The reduction of neuronal calcium currents by ATP-[gamma]-S is mediated a G protein and occurs independently of cyclic AMP-dependent protein kinase

Abstract

We studied the effects of ATP-[gamma]-S on the T, N and L calcium current components of nodose ganglion neurons using the whole cell variation of the patch clamp technique. ATP-[gamma]-S can serve as a phosphate donor in kinase-mediated reactions, the donated phosphate group being resistant to the action of phosphateses. We therefore compared the effect of ATP-[gamma]-S to that of the catalytic subunit of the cyclic AMP-dependent protein kinase (AK-C), included in the recording pipette with 5 mM ATP. AK-C (50 [mu]g/ml) had no effect on the T current, and caused a ~30% increase in currents containing the N and L components during a 20-min recording, as compared to a ~45% decrease in control currents.

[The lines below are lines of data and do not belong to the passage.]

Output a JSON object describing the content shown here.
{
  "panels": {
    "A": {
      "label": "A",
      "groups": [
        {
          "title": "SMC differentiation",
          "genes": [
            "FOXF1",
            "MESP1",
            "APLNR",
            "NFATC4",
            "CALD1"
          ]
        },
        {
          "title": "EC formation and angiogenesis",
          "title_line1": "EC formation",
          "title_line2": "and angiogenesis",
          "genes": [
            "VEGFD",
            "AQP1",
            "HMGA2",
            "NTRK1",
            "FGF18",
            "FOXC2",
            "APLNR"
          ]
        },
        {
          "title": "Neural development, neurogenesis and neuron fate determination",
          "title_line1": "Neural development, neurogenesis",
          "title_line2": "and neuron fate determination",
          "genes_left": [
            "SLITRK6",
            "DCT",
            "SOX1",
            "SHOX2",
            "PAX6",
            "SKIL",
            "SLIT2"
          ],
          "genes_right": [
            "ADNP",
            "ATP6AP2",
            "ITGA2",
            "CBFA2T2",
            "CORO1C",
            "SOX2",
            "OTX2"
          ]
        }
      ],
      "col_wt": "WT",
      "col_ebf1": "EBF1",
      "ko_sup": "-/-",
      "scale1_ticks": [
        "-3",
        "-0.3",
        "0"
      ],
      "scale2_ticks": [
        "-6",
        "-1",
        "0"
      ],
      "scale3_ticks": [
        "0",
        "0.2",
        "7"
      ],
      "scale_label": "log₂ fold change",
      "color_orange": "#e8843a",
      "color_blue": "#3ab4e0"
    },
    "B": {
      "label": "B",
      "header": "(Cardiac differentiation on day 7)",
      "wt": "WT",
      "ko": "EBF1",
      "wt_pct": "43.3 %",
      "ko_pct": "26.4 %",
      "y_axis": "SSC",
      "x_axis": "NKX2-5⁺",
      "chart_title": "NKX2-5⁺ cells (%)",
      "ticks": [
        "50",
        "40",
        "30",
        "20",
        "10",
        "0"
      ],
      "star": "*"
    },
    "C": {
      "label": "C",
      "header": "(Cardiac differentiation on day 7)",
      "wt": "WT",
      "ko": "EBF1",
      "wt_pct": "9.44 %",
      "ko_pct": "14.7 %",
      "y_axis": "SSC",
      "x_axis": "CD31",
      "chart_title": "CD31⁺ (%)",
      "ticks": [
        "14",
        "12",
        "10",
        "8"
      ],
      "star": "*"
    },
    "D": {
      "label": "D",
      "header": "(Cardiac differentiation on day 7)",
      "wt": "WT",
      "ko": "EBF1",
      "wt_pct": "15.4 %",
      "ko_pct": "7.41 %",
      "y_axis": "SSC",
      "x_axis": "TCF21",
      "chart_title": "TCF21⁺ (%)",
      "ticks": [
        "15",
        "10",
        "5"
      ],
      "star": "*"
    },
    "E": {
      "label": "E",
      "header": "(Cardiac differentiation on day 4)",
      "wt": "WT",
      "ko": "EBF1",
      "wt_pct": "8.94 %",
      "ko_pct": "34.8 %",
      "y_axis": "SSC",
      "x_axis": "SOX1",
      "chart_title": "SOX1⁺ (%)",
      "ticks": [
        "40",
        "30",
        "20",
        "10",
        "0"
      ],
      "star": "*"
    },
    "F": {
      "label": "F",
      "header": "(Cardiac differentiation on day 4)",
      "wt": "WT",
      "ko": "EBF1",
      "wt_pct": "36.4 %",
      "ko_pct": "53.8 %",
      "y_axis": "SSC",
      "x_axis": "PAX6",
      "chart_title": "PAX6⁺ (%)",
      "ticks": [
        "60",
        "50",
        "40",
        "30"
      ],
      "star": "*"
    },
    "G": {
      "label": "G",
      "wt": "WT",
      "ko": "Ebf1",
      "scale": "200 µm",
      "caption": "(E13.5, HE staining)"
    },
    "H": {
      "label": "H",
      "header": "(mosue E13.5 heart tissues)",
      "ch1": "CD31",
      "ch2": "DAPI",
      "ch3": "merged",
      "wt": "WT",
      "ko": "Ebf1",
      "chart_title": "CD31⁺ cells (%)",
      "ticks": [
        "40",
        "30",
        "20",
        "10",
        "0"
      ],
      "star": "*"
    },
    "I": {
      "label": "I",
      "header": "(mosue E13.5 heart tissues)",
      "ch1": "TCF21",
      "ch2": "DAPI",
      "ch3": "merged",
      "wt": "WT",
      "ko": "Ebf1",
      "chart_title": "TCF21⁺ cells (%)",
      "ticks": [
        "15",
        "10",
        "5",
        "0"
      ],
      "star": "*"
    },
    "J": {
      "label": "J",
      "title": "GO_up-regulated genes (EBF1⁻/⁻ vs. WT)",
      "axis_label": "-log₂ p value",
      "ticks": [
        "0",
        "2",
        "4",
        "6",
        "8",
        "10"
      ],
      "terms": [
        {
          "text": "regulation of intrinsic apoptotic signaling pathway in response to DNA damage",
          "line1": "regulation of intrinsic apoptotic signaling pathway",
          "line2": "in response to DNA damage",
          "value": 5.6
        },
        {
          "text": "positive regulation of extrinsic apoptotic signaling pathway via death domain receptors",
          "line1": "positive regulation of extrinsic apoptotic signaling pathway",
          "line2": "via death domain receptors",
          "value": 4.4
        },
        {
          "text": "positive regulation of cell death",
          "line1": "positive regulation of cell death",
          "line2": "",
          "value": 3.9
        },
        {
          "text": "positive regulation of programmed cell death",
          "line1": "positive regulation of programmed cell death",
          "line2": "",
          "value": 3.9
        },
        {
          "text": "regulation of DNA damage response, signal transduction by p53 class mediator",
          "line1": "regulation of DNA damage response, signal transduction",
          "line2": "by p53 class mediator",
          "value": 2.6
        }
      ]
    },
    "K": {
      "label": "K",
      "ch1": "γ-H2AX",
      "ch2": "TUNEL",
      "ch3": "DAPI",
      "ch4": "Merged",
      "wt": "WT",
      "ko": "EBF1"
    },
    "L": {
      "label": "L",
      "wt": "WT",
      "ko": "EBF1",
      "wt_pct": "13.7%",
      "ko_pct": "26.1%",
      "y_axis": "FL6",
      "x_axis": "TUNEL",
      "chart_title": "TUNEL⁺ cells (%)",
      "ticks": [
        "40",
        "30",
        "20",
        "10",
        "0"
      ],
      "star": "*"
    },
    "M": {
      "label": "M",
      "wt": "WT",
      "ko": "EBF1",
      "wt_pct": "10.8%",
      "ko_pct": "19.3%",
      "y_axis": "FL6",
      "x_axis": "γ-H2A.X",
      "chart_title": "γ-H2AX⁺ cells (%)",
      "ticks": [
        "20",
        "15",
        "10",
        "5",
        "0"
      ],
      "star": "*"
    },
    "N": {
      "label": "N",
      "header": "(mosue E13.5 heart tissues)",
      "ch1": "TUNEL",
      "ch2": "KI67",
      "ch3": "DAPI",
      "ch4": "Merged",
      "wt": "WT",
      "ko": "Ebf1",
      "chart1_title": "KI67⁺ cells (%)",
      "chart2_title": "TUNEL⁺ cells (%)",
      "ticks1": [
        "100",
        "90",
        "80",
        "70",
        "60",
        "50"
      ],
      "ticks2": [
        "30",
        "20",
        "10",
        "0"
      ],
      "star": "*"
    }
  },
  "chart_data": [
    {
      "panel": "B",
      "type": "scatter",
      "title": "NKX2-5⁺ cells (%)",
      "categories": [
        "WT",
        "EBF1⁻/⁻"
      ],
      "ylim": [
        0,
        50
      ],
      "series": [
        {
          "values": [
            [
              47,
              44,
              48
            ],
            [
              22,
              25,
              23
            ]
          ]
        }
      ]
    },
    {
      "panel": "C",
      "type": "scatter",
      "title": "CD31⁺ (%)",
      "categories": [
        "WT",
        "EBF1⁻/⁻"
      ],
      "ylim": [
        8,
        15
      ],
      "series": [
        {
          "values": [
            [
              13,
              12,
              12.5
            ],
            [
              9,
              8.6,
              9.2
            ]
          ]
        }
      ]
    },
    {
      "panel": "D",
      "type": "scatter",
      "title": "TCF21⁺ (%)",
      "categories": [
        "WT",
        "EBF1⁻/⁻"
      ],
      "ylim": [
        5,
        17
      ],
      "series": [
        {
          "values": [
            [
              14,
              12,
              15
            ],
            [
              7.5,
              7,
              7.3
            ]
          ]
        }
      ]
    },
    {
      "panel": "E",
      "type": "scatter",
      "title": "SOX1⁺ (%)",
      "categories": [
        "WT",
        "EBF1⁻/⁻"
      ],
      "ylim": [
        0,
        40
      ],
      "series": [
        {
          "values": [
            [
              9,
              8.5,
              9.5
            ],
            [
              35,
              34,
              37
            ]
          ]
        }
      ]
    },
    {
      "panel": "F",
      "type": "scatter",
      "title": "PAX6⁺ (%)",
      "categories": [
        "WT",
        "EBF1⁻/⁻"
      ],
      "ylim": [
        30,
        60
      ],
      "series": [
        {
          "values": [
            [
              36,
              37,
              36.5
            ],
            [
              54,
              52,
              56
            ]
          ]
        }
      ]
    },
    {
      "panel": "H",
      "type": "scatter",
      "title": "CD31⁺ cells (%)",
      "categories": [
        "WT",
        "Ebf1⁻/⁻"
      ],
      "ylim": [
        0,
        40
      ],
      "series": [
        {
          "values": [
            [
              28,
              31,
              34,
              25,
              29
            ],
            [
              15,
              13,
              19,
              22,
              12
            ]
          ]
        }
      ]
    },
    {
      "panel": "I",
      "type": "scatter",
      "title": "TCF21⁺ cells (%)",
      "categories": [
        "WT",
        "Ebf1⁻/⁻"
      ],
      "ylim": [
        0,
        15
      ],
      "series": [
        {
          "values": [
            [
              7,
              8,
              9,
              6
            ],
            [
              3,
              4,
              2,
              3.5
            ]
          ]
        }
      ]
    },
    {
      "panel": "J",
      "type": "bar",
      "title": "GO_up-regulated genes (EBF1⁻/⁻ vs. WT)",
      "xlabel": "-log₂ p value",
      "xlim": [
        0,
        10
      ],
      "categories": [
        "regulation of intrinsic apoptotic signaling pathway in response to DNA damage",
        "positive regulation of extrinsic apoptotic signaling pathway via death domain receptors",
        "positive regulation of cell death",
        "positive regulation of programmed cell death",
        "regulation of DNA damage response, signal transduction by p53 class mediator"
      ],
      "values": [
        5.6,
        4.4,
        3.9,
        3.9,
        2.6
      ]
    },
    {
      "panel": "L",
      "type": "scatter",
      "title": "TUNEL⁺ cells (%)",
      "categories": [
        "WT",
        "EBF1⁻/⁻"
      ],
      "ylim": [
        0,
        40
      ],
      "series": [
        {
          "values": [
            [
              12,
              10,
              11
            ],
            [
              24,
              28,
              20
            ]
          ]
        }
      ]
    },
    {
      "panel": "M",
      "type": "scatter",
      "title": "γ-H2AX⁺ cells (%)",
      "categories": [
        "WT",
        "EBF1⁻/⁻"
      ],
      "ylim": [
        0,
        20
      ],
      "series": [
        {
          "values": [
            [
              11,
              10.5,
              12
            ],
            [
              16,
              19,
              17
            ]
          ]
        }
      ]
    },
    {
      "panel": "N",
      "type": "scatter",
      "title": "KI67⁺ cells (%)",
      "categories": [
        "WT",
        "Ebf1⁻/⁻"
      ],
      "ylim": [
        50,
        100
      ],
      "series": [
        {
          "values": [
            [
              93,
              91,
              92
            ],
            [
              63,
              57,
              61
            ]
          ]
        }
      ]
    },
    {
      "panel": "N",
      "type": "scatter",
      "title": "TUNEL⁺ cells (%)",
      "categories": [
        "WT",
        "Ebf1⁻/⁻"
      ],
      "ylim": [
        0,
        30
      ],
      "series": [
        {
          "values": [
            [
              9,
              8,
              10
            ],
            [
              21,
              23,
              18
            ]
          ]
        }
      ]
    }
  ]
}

In contrast, in the presence of 2.5 mM ATP-[gamma]-S, T currents declined ~30%, and currents containing the N and L components declined to a greater extent than control currents, about 65%. In addition, the time to peak current was increased from ~ 14 ms to ~40 ms. This effect of ATP-[gamma]-S on calcium currents was similar to that of certain neurotransmitters or GTP-[gamma]-S, an activator of G proteins, except that the effects of ATP-[gamma]-S were delayed 5-7 min relative to GTP-[gamma]-S. The effects of both ATP-[gamma]-S and GTP-[gamma]-S were reduced or abolished in neurons treated with pertussis toxin. We conclude that AK-C regulates neuronal calcium currents, presumably by phosphorylation of channels or associated proteins, and that the ATP-[gamma]-S-induced reduction of calcium currents cannot be due to its serving as a phosphate donor for endogenous AK. Instead, ATP-[gamma]-S reduces calcium currents via a G protein, perhaps by its conversion to GTP-[gamma]-S.